From mboxrd@z Thu Jan  1 00:00:00 1970
Return-Path: <linux-btrfs-owner@vger.kernel.org>
Received: from [195.159.176.226] ([195.159.176.226]:45569 "EHLO
	blaine.gmane.org" rhost-flags-FAIL-FAIL-OK-OK) by vger.kernel.org
	with ESMTP id S932299AbcHIUbE (ORCPT
	<rfc822;linux-btrfs@vger.kernel.org>); Tue, 9 Aug 2016 16:31:04 -0400
Received: from list by blaine.gmane.org with local (Exim 4.84_2)
	(envelope-from <gcfb-btrfs-devel-moved1-2@m.gmane.org>)
	id 1bXDfx-0000jD-NM
	for linux-btrfs@vger.kernel.org; Tue, 09 Aug 2016 22:31:01 +0200
To: linux-btrfs@vger.kernel.org
From: Duncan <1i5t5.duncan@cox.net>
Subject: Re: Strange behavior after "rm -rf //"
Date: Tue, 9 Aug 2016 20:30:56 +0000 (UTC)
Message-ID: <pan$3c68e$c7a03ce$dfc0806f$7216696d@cox.net>
References: <CAMG9ccwK93opLn=qOcceDjExwDHHRaxO=juvcXz4TuWKt_qXeg@mail.gmail.com>
	<CAJCQCtSs5bHZu5NLjVfJLgxL45BdNq7hrmV3VdCLz+WxLEXrMw@mail.gmail.com>
	<CAMG9ccwqnK63sbcF79VndBMitvFjX6pHPCU9YrrZcwEdiQxY5w@mail.gmail.com>
	<CAJCQCtTuhTKBK=zjXsq3o0mFnU6T7hYsLLr2VD0N7gqJ7vX0FQ@mail.gmail.com>
Mime-Version: 1.0
Content-Type: text/plain; charset=UTF-8
Sender: linux-btrfs-owner@vger.kernel.org
List-ID: <linux-btrfs.vger.kernel.org>

Chris Murphy posted on Tue, 09 Aug 2016 11:10:08 -0600 as excerpted:

> On Mon, Aug 8, 2016 at 12:38 PM, Ivan Sizov <sivan606@gmail.com> wrote:
>> 2016-08-08 20:13 GMT+03:00 Chris Murphy <lists@colorremedies.com>:
>>> Just a wild guess, the deletions may be in the tree log and haven't
>>> been applied to the other trees (fs tree, extent tree, etc). So yes
>>> I'd expect they get deleted on a rw mount.
>>>
>>> This is what kernel? Because kernel 4.6 offers mount option
>>> "nologreplay" which suggests even if you do mount -r that log replay
>>> happens, so you shouldn't see these deleted files unless you mount ro
>>> *and* use nologreplay mount option.
>>
>> Live USB has kernel 4.5.7. Maybe I should try to run "btrfs rescue
>> zero-log" and then mount RW? Will the files safe in that case?
> 
> Depends on what's in the log that you're zeroing out. It's entirely
> possible other things are lost, not just the incomplete deletion. And
> also I have no idea if the deletion is entirely contained in only the
> tree log.

It's worth noting a critical difference between btrfs replay logs and 
conventional filesystem replay logs, however, with the result being that 
there's a fair chance the log replay has absolutely nothing to do with 
this case at all, and that it's simply commit vs. crash timing.

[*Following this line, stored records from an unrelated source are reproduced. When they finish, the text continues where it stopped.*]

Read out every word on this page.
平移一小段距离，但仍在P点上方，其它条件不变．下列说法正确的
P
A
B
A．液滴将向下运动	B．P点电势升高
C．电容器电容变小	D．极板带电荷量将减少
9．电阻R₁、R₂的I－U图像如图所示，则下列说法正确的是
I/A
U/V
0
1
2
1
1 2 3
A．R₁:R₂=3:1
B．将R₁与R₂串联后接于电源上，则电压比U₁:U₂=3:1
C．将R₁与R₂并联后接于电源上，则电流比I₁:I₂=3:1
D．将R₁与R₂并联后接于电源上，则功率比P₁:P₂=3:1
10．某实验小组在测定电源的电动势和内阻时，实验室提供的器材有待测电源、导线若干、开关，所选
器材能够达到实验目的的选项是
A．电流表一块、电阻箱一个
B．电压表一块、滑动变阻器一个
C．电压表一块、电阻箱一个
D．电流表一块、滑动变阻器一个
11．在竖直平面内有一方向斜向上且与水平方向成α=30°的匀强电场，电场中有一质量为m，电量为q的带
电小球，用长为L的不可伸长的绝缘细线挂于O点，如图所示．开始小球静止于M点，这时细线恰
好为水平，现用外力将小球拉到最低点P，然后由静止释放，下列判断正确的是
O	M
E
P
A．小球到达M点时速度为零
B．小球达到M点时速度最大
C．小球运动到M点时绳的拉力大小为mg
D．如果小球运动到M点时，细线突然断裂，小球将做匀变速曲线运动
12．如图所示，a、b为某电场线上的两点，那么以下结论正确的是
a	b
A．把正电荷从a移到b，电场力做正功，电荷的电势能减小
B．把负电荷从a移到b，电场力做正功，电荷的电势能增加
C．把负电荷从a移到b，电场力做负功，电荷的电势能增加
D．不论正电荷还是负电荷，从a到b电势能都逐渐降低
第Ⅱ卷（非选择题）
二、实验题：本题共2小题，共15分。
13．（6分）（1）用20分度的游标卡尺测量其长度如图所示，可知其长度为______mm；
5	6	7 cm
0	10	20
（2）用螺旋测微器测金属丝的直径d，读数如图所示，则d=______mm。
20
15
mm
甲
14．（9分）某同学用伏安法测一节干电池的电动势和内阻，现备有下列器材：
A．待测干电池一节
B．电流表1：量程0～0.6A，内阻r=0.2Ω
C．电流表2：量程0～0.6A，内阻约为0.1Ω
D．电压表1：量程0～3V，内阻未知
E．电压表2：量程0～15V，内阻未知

Btrfs is copy-on-write, with commits designed to be atomic -- changes 
work their way up the tree until a root commit finalizes them, and if a 
crash occurs, all changes since the last successful commit (with a commit 
every 30 seconds by default, and a mount option to change that) are 
normally lost.  Because the filesystem is copy-on-write, that means the 
filesystem should be consistent at that commit, and changes made after 
that will be in different locations that haven't made it into the tree 
yet, since the next commit wasn't able to happen due to the crash.  Thus, 
the stuff that conventional filesystems log simply doesn't apply to btrfs 
at all.

By contrast, conventional filesystems rewrite a lot of data and metadata 
in-place, and logging lets them write out to a temporary area the changes 
they intend to make before they actually write them to the permanent 
location, so that in the event of a crash, any data partially written to 
the permanent location will be replayed from the log, while if the crash 
happened when writing the log so it's corrupt, that record won't be 
replayed, and the old content will remain in place.

Tho of course writing all data twice tends to hit performance rather 
hard, so what most event logging filesystems do is only log the metadata, 
not the actual data.  This lets them be much faster than if they were 
logging the data, and normally protects the filesystem structure, but 
there's some chance that files rewritten in-place will be corrupt if a 
crash happens at the wrong moment.  But it limits the damage to only the 
file being written at the time, and does away with the requirement to fsck 
the entire filesystem after every crash.

So what /does/ the btrfs log do, then?  Good question! =:^)  Rather 
simply, keeping in mind that commits only normally trigger every 30 
seconds, the btrfs log tracks fsyncs (individual file syncs, as opposed 
to whole filesystem syncs), recording them in a replay log, so the 
filesystem can return success on the fsync, that the file was actually 
synced to permanent storage (often ssds these days, so not always "disk" 
as it used to be), without having to either wait upto 30 seconds for the 
next root tree commit, or forcing a full filesystem sync and commit, 
possibly including many other files, when only the one was requested.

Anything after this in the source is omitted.